I believe (as stated in the previous post) that Search helps us mastering a lot of the information management problems we have today (around finding the information), but I also believe that we need to give Search a helping hand. So how do we do this?

The first thing a corporate tiger can think of is adding more control - i.e. forcing people to use taxonomies, but this will not help a lot. You can of course fix top levels of directory structures and through this enforce some sort of taxonomy, but too much control will frustrate people and have them looking for loop holes.

Therefore we have to trust the user. We have to start relying on their own sense of responsibility. They will tag their documents in their own way. It is not only about trusting the users that they will do it (and in a 'good' way). It is also about trusting that this relative anarchy will give some order at the end of the day.

- About trusting the users: Usually people are not brainless. With other words they will try to do something sensible. Especially if they see that it is easy and that it helps others.

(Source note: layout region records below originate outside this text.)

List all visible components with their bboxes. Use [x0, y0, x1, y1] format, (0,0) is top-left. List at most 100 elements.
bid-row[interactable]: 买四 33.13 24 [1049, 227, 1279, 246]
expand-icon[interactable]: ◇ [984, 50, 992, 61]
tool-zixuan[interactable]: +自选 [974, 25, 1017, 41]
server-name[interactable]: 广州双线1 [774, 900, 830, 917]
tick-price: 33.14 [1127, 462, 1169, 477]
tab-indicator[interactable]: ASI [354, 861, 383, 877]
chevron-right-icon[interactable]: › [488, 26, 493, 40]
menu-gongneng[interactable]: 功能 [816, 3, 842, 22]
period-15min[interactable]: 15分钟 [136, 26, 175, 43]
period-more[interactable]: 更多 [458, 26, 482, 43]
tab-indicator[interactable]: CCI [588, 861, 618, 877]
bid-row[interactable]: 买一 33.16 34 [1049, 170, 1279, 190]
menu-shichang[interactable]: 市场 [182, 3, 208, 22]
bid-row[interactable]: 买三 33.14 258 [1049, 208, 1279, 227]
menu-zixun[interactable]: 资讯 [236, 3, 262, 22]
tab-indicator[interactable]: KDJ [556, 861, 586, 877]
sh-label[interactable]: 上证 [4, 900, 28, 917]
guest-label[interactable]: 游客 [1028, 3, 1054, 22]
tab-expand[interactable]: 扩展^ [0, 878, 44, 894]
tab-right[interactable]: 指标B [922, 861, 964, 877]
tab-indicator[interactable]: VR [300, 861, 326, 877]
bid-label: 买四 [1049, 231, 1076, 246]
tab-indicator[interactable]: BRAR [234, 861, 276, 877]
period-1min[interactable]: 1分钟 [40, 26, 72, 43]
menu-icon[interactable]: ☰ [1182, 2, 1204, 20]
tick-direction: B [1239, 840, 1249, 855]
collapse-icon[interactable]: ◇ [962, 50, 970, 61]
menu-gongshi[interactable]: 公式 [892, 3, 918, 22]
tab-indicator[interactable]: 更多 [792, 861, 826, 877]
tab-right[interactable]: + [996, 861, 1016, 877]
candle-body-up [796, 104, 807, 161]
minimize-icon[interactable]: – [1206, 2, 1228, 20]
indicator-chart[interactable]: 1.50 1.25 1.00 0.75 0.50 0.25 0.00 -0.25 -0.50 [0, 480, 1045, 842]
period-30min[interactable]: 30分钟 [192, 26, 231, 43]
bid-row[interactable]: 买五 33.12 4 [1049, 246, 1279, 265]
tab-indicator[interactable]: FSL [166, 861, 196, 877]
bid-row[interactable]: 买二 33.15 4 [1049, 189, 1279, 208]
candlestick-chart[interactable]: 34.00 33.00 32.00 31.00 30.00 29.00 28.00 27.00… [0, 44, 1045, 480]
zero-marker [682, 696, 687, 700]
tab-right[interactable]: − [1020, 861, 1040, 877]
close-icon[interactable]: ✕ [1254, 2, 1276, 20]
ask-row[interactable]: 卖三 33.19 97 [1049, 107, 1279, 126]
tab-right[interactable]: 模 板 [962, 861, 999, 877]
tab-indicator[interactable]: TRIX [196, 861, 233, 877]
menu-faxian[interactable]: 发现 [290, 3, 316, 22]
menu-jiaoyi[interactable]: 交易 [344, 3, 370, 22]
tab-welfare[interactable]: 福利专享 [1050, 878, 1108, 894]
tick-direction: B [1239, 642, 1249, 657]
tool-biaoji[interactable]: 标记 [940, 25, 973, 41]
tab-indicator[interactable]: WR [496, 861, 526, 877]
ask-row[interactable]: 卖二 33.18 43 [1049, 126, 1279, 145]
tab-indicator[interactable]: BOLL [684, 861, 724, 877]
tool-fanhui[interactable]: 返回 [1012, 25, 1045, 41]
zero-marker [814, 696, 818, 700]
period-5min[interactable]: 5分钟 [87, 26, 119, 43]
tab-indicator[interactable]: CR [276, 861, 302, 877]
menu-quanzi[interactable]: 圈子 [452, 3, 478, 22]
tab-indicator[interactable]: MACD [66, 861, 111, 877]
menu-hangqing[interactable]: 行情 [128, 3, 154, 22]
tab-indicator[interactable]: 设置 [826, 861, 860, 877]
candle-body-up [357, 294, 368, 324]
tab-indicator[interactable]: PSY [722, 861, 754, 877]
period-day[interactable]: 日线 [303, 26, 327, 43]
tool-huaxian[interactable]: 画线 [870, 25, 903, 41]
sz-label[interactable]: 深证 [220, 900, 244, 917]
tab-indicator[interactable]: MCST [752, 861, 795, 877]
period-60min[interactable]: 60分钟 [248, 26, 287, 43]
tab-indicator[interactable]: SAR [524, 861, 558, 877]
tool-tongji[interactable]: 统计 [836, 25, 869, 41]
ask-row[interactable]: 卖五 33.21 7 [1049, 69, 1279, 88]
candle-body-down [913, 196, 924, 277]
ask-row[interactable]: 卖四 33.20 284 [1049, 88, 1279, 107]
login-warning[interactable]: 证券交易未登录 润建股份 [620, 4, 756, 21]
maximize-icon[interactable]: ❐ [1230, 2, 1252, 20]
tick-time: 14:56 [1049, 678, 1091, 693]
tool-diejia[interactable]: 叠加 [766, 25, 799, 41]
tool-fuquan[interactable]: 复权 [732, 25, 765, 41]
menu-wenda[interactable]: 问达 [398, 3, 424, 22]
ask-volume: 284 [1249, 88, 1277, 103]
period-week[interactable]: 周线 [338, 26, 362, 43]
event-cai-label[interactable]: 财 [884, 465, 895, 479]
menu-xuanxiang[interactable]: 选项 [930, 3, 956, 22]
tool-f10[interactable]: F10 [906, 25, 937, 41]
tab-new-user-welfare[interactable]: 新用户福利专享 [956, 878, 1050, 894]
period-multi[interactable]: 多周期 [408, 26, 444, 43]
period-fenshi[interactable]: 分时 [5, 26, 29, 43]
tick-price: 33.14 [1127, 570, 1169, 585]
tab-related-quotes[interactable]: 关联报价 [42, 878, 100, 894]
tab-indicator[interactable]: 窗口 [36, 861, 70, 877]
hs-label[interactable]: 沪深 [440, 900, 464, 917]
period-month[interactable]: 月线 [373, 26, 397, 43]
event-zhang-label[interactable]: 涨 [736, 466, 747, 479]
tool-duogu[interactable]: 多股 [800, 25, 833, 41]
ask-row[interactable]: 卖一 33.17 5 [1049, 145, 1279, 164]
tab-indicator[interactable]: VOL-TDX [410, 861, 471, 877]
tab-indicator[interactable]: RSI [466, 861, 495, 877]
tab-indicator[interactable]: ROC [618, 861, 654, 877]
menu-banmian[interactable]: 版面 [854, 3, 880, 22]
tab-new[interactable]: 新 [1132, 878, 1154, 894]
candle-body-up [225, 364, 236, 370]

- About trusting it will work: Just look at the whole Web2.0 phenomena, as mentioned a few days ago. We have lots of self-organising sites already today and they work. Why not do this inside companies as well?

You also need to help the users a little, just like in this Blog. If I want to use tags I can see what I have used before. At a company scale it would be even possible to suggest common tags to users (almost like taxonomy), but these tags do not exist because they were invented in an invory tower, but because they were used on a regular basis by others. This is called Folksonomy.